The UK’s biggest telecoms providers are preparing above-inflation price rises for broadband and mobile phone customers that will add almost £500 million to consumers’ bills from next spring, according to a new estimate.
BT, EE, Vodafone, Virgin Media, O2 and TalkTalk are set to increase the bills of more than 22 million broadband and mobile customers from April and May next year under ‘mid-contract‘ price increase clauses.
The practice, which is not allowed in other utility sectors such as electricity and gas, involves increasing bills using either the Consumer Price Index (CPI) or Retail Price Index (RPI) measures of inflation and then adding almost four percentage points on top of the official rate.
Research by consumer watchdog Which? estimates that telecoms companies will make £488m from mid-contract price rises in 2024, which will be based on December’s inflation figures released in January.
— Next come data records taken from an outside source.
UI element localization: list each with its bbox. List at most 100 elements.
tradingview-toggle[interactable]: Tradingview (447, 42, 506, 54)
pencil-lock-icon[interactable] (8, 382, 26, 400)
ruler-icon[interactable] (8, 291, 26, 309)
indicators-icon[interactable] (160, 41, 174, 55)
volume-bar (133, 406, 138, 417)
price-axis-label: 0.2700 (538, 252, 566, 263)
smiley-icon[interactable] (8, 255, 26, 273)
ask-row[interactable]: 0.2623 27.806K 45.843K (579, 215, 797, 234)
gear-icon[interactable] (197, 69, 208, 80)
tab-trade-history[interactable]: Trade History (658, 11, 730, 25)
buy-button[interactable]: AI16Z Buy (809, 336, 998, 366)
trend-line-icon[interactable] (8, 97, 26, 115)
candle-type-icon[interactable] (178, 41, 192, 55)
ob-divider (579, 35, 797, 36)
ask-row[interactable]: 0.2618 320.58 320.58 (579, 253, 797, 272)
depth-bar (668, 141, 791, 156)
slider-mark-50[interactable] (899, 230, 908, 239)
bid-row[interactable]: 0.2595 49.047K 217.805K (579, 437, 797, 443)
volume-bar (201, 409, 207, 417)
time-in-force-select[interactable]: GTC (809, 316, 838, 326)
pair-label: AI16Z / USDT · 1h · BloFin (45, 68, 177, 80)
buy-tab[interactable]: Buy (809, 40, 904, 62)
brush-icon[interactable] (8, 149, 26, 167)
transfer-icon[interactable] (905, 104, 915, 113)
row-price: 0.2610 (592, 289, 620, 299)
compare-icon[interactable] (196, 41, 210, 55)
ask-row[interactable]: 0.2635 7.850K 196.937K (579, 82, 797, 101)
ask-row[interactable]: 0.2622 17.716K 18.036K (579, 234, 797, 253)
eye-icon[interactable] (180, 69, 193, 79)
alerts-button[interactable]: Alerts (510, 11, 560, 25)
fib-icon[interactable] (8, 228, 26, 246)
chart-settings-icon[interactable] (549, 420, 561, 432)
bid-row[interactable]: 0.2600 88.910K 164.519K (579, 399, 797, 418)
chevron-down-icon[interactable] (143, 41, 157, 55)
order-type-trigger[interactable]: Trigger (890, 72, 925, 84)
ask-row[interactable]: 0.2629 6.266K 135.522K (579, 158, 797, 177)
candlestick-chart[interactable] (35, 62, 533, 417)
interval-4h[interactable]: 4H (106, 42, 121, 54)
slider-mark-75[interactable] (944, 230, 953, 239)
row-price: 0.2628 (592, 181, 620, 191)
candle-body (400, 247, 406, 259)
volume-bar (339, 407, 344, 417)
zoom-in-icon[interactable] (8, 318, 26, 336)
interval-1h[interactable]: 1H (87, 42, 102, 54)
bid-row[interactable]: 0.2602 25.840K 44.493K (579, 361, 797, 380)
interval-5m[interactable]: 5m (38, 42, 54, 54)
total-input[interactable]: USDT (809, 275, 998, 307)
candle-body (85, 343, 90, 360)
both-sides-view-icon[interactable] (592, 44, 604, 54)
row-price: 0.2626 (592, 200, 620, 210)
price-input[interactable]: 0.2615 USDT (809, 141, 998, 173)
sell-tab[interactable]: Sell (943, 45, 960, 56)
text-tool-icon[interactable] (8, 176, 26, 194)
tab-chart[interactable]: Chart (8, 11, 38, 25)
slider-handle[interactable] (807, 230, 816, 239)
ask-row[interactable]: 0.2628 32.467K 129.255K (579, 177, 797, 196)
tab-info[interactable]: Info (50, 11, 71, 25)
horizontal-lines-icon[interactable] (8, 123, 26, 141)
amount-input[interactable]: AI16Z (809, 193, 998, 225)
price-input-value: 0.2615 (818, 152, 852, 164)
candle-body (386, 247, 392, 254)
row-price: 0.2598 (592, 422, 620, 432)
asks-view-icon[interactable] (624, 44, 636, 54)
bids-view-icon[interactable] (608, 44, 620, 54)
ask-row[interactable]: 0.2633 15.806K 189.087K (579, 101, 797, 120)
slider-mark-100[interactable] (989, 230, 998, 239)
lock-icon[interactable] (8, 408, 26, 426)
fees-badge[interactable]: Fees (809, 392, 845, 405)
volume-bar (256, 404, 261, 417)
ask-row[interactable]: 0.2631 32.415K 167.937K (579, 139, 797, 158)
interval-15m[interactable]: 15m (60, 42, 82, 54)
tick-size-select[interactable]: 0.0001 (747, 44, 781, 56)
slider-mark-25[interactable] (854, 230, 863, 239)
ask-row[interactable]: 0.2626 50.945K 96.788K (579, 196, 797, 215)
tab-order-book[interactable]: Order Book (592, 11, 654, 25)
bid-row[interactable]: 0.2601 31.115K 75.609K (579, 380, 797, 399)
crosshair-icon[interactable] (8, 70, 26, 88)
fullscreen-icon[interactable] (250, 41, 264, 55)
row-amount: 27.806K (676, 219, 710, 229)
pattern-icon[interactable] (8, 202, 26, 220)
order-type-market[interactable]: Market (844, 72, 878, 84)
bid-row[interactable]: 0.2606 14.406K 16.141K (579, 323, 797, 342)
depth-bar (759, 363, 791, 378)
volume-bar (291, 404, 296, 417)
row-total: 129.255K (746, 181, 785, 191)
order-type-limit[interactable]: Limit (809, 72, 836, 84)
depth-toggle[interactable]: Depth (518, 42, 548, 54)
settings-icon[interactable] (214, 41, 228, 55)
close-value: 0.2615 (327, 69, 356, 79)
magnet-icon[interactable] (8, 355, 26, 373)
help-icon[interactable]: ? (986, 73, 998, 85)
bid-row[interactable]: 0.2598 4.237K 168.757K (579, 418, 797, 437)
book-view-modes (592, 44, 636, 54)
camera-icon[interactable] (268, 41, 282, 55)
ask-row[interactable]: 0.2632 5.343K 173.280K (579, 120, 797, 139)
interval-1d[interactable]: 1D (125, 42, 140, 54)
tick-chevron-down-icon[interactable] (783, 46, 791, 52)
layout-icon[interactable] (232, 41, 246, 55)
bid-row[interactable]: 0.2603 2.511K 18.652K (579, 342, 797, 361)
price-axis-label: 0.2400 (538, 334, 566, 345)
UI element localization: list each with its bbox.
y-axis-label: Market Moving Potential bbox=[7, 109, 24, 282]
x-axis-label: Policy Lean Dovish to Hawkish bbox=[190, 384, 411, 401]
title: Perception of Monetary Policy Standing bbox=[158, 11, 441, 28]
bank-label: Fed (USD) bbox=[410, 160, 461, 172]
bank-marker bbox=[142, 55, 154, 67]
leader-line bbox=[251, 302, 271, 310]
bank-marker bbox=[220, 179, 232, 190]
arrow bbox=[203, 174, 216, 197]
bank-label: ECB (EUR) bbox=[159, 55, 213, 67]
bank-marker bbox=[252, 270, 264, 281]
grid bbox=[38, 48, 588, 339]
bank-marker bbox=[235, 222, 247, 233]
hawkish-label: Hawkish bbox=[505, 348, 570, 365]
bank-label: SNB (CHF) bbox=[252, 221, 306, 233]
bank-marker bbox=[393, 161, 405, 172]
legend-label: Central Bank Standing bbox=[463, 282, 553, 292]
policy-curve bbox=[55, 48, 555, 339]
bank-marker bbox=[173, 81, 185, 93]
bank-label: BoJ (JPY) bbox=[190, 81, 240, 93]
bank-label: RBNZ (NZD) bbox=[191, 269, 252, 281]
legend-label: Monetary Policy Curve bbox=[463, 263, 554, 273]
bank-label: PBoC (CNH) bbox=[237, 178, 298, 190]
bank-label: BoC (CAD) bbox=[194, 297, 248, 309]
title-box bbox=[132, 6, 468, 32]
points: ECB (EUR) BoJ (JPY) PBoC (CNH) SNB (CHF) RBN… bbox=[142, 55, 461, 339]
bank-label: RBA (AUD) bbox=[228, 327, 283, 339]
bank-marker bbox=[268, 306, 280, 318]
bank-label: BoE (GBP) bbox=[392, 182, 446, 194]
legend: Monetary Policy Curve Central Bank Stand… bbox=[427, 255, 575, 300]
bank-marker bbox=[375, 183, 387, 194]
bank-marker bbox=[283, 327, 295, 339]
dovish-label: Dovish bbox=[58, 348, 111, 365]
Inflation fell to 4.6 per cent in October, compared with a CPI rate of 10.5 per cent and an RPI rate of 13.4 per cent last December, but two years of steep bill increases will hit cash-strapped households. Which? based its calculation on the Bank of England’s forecast of 4.5% CPI inflation in December and the Office for Budget Responsibility’s forecast of 6.5% RPI inflation for the same month.
Which? and Citizens Advice have written to telecoms regulator Ofcom calling for a ban on mid-contract price rises as part of its review of the practice, which it launched in February.
Which? director of policy and advocacy Rocio Concha said: “This is completely unacceptable during the worst cost of living crisis in decades. Ofcom should ban these unpredictable price hikes and give people the certainty of knowing exactly how much their contract will cost when they sign up”.
For the next round of price rises, BT, which owns EE and Plusnet, and Vodafone will add 3.9 percentage points to the December CPI rate. TalkTalk will add 3.7 percentage points.
Virgin Media O2 will add 3.9 percentage points to the December RPI rate, which is typically several percentage points higher than the CPI rate, for its broadband and mobile businesses.